# Block Heater for a Bobcat



## JSC Inc (Aug 31, 2010)

I have a Bobcat 773 that I just purchased used last week and I do not think it has a block heater. Where are they located on these machines and if there isn't one can they be installed? If so please let me know where to get one and the cost as well as the difficulty of installing it.


----------



## 4700dan (Nov 20, 2008)

JSC Inc;1346481 said:


> I have a Bobcat 773 that I just purchased used last week and I do not think it has a block heater. Where are they located on these machines and if there isn't one can they be installed? If so please let me know where to get one and the cost as well as the difficulty of installing it.
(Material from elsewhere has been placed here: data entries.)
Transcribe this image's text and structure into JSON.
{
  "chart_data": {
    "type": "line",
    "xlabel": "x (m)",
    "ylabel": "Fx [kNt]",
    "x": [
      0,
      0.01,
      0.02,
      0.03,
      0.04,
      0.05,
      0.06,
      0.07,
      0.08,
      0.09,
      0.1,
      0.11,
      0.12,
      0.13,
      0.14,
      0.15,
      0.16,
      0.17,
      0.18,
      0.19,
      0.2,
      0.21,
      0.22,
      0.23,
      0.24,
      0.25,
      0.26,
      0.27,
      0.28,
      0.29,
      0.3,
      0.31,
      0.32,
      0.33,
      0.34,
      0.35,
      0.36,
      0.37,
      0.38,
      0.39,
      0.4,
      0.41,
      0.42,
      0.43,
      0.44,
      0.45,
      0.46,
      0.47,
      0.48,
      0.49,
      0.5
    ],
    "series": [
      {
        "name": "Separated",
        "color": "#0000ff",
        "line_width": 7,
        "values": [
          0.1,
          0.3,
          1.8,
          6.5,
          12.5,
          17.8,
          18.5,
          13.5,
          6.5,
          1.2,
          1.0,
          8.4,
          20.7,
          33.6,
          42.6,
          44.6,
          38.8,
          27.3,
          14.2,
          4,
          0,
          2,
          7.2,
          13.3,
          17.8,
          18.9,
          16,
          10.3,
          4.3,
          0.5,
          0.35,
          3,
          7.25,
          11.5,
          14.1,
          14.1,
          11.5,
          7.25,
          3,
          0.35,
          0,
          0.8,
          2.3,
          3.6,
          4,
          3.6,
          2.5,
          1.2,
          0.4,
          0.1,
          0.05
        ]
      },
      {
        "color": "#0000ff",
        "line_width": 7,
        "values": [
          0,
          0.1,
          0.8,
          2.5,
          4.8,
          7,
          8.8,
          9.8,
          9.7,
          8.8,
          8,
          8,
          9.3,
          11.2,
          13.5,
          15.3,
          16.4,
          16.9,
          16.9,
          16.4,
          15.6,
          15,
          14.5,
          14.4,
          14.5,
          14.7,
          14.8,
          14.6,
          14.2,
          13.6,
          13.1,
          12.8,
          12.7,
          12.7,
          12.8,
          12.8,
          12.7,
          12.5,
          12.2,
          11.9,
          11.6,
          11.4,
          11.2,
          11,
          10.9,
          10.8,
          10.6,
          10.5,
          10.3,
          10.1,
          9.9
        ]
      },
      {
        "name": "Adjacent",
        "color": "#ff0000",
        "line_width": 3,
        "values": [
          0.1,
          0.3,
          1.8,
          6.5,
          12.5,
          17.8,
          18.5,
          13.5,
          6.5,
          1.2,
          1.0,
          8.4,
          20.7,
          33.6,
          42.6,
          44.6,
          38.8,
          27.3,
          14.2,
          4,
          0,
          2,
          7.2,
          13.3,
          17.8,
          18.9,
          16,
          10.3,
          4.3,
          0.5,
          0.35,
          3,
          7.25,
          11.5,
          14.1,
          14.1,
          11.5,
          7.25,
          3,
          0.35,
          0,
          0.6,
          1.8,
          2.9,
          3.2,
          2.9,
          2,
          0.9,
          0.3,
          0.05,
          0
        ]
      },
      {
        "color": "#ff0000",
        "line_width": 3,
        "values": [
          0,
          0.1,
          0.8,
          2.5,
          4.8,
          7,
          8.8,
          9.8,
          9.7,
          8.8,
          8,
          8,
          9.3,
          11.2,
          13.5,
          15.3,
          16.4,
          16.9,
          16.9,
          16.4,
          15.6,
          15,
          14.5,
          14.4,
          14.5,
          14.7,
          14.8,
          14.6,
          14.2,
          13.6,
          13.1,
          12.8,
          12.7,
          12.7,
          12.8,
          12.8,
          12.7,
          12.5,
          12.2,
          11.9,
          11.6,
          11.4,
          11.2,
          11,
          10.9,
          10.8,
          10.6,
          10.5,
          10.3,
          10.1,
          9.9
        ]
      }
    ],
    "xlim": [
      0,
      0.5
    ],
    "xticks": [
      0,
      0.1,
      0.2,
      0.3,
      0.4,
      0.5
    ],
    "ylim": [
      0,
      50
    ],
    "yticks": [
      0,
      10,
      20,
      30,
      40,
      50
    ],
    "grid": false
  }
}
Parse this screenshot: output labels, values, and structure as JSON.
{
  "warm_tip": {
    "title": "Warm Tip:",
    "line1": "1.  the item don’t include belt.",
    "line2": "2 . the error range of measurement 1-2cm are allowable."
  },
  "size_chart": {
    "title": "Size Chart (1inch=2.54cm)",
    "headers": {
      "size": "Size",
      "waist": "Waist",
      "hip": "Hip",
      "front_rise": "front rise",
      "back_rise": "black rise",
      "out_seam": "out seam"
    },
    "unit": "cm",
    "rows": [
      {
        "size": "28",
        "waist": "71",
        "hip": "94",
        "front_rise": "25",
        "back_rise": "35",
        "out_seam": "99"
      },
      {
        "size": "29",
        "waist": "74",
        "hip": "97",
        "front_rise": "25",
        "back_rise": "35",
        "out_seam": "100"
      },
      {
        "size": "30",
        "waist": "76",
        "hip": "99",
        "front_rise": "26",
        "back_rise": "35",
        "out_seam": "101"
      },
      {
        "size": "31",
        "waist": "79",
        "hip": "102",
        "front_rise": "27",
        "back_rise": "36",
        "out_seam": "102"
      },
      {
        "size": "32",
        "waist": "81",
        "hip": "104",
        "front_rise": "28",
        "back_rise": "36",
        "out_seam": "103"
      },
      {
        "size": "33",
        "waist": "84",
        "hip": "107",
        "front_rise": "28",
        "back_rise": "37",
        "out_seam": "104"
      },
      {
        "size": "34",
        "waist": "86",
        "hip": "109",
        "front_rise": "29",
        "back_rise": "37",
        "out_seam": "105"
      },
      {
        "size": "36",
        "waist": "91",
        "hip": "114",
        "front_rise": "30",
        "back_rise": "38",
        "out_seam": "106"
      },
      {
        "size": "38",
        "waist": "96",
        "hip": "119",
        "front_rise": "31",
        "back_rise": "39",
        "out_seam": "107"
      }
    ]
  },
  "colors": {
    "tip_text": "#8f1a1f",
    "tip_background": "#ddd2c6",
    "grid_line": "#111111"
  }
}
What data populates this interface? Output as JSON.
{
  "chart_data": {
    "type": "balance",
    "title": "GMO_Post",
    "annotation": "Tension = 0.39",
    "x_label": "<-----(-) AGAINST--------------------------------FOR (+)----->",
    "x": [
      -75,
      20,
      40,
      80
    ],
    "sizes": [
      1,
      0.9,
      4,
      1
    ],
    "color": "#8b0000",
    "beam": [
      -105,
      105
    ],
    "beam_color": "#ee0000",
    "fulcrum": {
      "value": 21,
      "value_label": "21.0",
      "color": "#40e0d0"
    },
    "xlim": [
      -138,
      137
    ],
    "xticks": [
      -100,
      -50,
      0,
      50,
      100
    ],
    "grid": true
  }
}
If you can not find it then it more than likely will not have one, there are a couple was to get one installed a cheap way but not very good is the dip stick heater or the best one to use is the unit you have to install in the motors water jacket, which means you have to remove a freeze plug an install these are a pain in [email protected]@ to do but best way


----------



## White Gardens (Oct 29, 2008)

Instead of the one in the water jacket, you can plumb in a Re-circulating heater into the water lines to avoid the hassle.

...


----------



## RLM (Jan 12, 2006)

I had one installed in that same machine( 773G) at the dealer a couple years ago $ 350, out the door if I recall, that is a true block heater though, as mentioned above. Bobcats can get tough to work on because there is so much cramed into a tight package.


----------



## fordsuvparts (Jan 7, 2008)

We had one installed on a T190 several years ago and it was around 400.00 at the dealer. I wouldn't even think of trying that one on my own, they really suck to work on, no wonder the dealer charges so much.


----------



## Greenery (Jun 23, 2007)

There actually pretty easy, give the freeze plug a couple taps on one side to get it cockeyed then pry it out. Next push heater element in, tighten and done. Oh and secure your plugin wire. The frost plug should be easily accessible on upper left side it's about a 1.5-2 inch plug. 10 minute job. I think about $20 bucks from bobcat


----------